7 The expectation that costs should lie where they fall may be displaced if the court can see, with ease, that one party has acted unreasonably in a way which should be compensated by costs.
8 The defendant's contention is, in effect, that it was required to defend these proceedings up to the evening of the day before that fixed for final hearing, whereupon the payment that lay at the heart of the statutory demand was eventually made. That, it is said, constitutes unreasonable behaviour in that the plaintiffs, if they were going to pay the sum demanded, could and should have done so much earlier, in order to spare the defendant the time, trouble and expense to which it has been put by reason of the proceedings.

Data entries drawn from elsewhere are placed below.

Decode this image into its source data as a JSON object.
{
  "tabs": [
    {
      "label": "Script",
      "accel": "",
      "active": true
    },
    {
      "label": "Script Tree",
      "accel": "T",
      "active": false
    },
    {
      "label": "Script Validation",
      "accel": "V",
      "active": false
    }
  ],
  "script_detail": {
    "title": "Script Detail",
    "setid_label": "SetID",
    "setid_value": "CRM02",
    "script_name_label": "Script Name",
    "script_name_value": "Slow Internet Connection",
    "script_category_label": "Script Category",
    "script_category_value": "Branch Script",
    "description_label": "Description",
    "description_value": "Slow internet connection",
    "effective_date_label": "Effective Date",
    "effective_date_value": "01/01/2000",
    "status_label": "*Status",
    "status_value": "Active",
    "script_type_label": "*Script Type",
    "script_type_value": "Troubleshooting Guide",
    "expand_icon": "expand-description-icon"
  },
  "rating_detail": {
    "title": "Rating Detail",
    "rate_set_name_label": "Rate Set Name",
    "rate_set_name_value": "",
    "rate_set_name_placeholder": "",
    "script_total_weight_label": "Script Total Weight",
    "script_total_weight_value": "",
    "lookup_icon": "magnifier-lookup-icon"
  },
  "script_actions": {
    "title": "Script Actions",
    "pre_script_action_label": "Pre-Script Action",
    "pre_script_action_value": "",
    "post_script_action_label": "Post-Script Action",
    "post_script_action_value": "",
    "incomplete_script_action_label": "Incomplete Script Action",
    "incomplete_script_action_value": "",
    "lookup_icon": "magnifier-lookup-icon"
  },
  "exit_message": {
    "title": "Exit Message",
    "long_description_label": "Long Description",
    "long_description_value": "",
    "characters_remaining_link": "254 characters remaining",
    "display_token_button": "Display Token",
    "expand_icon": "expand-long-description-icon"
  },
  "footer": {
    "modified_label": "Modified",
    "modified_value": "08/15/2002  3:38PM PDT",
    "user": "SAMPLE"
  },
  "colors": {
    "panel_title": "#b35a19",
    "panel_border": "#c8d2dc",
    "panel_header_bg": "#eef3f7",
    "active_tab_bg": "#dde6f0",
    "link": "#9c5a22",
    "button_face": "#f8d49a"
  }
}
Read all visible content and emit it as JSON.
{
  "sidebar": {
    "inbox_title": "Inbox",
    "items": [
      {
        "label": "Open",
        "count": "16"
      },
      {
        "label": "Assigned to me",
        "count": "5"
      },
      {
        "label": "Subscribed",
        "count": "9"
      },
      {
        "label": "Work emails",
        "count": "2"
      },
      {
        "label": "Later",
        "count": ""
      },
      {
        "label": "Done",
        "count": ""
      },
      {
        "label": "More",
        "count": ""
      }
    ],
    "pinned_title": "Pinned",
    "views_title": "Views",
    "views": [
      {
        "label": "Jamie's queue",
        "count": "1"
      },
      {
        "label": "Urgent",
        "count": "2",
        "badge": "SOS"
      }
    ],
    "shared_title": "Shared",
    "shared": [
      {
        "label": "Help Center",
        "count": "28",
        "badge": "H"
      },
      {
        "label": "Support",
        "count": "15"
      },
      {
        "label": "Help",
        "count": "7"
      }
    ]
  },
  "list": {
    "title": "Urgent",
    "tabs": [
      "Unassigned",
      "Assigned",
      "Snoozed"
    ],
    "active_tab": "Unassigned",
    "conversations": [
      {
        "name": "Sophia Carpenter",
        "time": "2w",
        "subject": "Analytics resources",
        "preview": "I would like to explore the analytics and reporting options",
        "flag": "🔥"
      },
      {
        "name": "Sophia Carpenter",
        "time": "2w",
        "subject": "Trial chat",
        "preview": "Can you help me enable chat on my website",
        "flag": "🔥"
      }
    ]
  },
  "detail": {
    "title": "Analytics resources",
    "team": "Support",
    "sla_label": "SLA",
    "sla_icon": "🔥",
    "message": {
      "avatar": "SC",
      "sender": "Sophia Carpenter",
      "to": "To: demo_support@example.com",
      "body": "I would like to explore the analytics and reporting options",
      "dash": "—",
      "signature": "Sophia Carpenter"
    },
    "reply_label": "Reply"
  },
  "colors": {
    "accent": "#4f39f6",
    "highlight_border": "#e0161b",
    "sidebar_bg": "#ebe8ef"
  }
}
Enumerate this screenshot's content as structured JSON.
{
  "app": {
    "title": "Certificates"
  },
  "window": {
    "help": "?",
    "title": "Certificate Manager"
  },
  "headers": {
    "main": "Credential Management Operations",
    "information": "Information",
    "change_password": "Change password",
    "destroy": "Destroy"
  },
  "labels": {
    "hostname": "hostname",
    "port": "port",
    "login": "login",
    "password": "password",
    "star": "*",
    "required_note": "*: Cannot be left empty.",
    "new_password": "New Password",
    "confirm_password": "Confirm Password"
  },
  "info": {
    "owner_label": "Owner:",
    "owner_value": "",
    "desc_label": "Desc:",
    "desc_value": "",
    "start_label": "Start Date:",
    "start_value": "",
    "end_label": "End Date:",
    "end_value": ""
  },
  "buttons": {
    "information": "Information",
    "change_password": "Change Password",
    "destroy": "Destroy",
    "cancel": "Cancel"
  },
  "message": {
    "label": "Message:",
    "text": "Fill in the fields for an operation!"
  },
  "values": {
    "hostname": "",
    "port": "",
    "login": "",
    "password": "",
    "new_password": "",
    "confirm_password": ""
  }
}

9 The plaintiffs' contention, on the other hand, is that they were not obliged to make the payment and made late it late yesterday only to obtain some related commercial outcome. That has been said from the bar table and no evidence about it has been adduced.
10 The matter is not one which, in my view, requires the substantive contentions about genuine dispute to be explored. The simple fact is that the plaintiffs eventually paid as demanded. Why they paid and what prompted them to pay is, to my mind, beside the point. They paid only after having put the defendant to the time, trouble and expense to which I have referred.
11 I accept that the conduct of the plaintiffs in that respect was unreasonable in the sense to which McHugh J referred, with the result that the defendant ought to have an order for costs.
12 The proceedings are accordingly disposed of by the following orders:
- 1. Order that because of the parties’ agreement that each of the statutory demands for payment of a non-judgment debt in the sum of $363,000 (inclusive of GST) served by the defendant on the first and second plaintiffs on 14 February 2006 was satisfied on 15 June 2006, the application for orders under s.459G setting aside those statutory demands is dismissed.
- 2. Order that the plaintiffs pay the defendant's costs of the proceedings.